The most common method used to select the pivot is called median-of-three:
Take first, middle, last.
Use the median of those three as pivot.
This usually produces good splits.
Initial list
[5, 3, 8, 2]
Step 1:
Pivot = 5
Elements less than 5:
[3, 2]
Elements greater than 5:
[8]
Step 2: Sort left part [3, 2]
Pivot = 3
Elements less than 3:
[2]
Elements greater than 3:
[]
Sorted left part:
[2, 3]
Step 3: Sort right part [8]
Single element
Already sorted:
[8]
Step 4: Combine
Left part:
[2, 3]
Pivot: 5
Right part:
[8]
Final result:
[2, 3, 5, 8]
Sorted list:
[2, 3, 5, 8]
After adding the different modules in the src folder, the program was ran from the cmd with the following code:
py -m src.run.
The following graphs appeared.
Random data
Sorted data
Reverse sorted data
Nearly Sorted data
It is possible to conclude that the best sorting algorithm was the Quick Sort followed by Merge Sort, with a very low execution time compared to the rest of the sorting methods.
The slowest one was the Bubble sort as it constantly compares the list of elements by pairs, which turns out to be very inefficient with large arrays.
This means that the size of the arrays randomly generated have a max. size of 1000. There were 10 different input sizes, starting from 100, then 200... up to 1000.
The quadratic algorithms (Bubble, Selection, Insertion in average case) show a visibly accelerating growth as input size increases.
The O(n log n) algorithms (Merge and Quick) grow much more slowly.The difference becomes more significant as n approaches 1000. Also, the gap between O(n^2) and O(n log n) increases non-linearly.
The experimental results confirm the theoretical time complexities.
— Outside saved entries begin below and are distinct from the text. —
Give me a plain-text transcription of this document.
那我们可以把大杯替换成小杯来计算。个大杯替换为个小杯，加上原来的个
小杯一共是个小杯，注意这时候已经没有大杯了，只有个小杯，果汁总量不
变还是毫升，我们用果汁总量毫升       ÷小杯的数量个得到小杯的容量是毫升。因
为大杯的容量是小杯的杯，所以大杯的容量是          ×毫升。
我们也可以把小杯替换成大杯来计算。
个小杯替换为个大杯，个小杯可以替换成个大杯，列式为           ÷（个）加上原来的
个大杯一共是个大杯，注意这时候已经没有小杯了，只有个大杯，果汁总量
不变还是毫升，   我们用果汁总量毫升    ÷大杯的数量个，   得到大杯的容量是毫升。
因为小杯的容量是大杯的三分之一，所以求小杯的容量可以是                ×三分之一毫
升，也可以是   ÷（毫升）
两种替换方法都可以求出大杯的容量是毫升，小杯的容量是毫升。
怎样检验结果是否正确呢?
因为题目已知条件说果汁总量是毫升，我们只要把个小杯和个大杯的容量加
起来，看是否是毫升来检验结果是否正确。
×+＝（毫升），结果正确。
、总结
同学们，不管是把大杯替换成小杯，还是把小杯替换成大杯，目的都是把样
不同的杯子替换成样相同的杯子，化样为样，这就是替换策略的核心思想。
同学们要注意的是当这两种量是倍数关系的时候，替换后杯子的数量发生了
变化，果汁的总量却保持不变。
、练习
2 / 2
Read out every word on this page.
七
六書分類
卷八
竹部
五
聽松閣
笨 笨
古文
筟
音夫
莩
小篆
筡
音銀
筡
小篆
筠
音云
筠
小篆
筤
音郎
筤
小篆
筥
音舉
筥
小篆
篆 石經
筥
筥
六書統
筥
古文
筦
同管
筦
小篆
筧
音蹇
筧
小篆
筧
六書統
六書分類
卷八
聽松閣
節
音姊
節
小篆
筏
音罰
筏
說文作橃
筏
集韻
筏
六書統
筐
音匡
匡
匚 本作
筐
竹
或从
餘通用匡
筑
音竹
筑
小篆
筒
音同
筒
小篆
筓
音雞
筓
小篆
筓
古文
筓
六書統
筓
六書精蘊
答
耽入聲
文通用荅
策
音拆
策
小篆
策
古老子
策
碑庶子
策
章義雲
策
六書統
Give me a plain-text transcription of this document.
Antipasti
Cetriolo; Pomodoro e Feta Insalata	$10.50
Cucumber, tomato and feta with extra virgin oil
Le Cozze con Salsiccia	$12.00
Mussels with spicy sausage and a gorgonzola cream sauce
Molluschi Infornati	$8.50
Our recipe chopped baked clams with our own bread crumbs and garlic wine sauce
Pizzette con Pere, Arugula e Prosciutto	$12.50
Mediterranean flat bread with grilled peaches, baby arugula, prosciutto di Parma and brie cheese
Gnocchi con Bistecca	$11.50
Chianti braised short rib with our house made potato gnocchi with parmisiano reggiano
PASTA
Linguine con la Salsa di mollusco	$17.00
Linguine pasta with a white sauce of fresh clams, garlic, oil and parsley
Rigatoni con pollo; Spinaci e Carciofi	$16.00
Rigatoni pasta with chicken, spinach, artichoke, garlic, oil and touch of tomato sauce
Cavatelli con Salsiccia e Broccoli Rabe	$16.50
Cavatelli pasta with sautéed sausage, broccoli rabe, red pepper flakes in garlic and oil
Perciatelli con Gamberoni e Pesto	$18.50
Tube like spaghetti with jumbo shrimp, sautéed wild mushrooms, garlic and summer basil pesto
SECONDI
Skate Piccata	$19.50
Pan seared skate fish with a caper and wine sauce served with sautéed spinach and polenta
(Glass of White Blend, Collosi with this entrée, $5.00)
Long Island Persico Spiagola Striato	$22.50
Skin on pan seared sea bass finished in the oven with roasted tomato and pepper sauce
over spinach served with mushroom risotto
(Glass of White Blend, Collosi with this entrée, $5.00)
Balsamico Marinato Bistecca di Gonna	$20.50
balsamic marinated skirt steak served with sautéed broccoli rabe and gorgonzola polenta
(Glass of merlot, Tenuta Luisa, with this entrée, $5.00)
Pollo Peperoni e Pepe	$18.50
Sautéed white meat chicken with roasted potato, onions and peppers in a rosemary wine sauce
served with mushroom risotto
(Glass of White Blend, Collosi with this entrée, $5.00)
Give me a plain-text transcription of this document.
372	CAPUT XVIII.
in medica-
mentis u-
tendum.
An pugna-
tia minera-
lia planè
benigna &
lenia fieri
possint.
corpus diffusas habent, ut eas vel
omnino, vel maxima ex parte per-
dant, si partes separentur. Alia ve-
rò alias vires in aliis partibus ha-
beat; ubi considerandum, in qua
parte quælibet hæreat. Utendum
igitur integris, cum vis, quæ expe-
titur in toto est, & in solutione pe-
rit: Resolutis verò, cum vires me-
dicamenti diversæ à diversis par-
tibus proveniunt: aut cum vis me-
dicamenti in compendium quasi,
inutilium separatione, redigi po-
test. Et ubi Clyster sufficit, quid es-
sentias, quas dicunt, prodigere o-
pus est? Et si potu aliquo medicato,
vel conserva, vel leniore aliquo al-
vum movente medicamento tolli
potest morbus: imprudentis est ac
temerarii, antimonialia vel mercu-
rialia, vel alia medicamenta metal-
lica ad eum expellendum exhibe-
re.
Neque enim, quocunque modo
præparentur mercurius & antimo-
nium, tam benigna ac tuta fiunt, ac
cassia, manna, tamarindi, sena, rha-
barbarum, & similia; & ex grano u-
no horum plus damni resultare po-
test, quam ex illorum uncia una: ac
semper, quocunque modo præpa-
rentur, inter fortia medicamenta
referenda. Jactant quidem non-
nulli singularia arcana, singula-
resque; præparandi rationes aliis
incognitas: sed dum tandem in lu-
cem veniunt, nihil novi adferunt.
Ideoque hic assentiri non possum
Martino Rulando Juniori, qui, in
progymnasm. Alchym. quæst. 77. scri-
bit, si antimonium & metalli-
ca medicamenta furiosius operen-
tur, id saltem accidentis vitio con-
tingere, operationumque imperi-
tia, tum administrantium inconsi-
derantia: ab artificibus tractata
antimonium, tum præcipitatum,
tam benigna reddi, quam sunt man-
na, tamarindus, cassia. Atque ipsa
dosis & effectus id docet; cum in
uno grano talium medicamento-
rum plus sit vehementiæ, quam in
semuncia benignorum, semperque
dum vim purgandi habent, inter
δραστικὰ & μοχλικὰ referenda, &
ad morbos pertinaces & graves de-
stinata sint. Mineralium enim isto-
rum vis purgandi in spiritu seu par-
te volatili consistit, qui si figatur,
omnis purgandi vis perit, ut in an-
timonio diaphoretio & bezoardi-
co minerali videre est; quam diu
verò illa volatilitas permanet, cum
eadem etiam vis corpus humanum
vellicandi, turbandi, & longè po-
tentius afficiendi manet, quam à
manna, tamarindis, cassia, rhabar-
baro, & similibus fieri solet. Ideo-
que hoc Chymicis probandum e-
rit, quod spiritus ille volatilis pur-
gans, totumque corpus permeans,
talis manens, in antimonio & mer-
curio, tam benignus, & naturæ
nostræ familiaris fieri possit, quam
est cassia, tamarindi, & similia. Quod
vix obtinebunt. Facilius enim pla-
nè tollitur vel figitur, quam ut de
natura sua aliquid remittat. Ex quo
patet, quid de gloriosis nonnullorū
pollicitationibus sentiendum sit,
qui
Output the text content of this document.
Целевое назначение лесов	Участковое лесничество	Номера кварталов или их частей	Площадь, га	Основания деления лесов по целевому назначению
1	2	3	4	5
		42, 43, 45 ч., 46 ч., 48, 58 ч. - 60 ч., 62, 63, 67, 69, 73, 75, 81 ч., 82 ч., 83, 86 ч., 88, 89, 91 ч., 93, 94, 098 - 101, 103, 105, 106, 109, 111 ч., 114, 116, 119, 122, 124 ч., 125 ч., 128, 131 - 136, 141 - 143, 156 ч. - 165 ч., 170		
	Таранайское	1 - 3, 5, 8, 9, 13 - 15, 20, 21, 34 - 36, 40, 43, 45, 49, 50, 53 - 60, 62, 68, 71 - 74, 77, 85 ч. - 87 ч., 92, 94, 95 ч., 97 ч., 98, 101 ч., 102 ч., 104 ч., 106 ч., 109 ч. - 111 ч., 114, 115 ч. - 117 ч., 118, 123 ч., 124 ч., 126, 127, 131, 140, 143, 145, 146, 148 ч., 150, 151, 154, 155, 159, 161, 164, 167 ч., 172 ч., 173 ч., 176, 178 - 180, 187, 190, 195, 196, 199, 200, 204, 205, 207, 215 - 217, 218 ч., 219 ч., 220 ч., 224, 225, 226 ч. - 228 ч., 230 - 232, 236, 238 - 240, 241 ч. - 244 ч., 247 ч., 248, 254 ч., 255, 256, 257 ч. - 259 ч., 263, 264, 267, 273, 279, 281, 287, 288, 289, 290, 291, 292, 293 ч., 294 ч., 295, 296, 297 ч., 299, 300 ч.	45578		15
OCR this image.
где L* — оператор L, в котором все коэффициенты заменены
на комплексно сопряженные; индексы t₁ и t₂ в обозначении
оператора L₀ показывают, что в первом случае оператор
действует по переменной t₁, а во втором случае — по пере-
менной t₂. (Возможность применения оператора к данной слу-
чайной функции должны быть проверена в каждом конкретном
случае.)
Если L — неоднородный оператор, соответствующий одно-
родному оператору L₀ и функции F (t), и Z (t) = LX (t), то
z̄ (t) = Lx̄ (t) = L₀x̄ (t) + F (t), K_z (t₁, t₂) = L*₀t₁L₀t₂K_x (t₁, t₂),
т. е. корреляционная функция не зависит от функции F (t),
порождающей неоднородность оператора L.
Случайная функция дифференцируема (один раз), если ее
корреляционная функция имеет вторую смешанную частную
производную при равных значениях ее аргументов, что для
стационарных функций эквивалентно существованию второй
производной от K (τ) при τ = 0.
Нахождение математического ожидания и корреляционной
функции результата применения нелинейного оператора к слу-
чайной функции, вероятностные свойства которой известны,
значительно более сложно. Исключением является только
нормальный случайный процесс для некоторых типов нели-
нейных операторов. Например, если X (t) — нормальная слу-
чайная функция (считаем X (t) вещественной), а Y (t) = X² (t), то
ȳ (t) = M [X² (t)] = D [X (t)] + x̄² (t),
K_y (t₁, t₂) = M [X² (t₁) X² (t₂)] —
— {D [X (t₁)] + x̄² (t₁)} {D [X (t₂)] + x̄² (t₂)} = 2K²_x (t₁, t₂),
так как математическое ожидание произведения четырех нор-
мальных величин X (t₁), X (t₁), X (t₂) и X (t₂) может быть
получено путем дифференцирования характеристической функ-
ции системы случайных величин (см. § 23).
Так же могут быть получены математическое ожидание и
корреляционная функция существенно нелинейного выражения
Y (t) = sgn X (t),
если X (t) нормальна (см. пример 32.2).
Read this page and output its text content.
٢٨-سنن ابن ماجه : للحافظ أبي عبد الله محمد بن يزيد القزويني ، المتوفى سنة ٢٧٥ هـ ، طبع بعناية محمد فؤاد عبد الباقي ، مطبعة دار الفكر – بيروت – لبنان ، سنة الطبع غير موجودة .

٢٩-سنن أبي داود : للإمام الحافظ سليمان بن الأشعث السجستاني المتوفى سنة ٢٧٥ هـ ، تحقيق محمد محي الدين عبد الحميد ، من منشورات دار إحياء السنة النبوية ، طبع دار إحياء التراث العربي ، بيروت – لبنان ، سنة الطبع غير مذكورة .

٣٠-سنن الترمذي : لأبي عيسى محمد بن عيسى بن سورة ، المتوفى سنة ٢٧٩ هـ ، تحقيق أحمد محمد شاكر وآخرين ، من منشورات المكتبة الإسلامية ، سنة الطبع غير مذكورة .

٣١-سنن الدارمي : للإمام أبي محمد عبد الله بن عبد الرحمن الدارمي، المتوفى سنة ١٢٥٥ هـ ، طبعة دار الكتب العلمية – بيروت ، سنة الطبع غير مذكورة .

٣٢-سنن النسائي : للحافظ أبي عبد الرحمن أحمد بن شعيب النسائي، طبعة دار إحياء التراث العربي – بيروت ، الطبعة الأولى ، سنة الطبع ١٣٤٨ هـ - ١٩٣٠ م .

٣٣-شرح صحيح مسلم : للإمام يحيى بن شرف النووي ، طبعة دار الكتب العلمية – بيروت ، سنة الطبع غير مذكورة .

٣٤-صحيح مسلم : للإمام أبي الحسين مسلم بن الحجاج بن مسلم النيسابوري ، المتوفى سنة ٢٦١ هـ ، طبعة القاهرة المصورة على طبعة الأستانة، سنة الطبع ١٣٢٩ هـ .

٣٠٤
Quadratic algorithms exhibit rapid growth as input size increases, while divide-and-conquer algorithms remain significantly more efficient. Quick Sort achieved the lowest observed execution time under the tested conditions, validating its practical efficiency for random input distributions.
Also, the following results are shown along with the previous graphs.
For n = 1000, an O(n^2) algorithm performs on the order of one million operations, while an O(n log n) algorithm performs roughly ten thousand operations. This explains the increasing separation between the curves.
In order to generate a professional and effective test coverage, an environment was installed and created following the instructions of the professor.
A document called requirements.txt containing the name of the dependencies was ran with the command pip install -r requirements.txt, which then helped with the testing part.
The folder tests contains 2 tests generated by ChatGPT, and these were ran with the command py -m unittest discover.
The following results appeared.
Now, in order to know the test coverage, the command used was coverage run -m unittest discover, followed by typing "coverage report". This were the results.
This means that the tests cover up correctly the code with the sorting methods and data generator, showing complete results for both the execution and testing of the algorithms.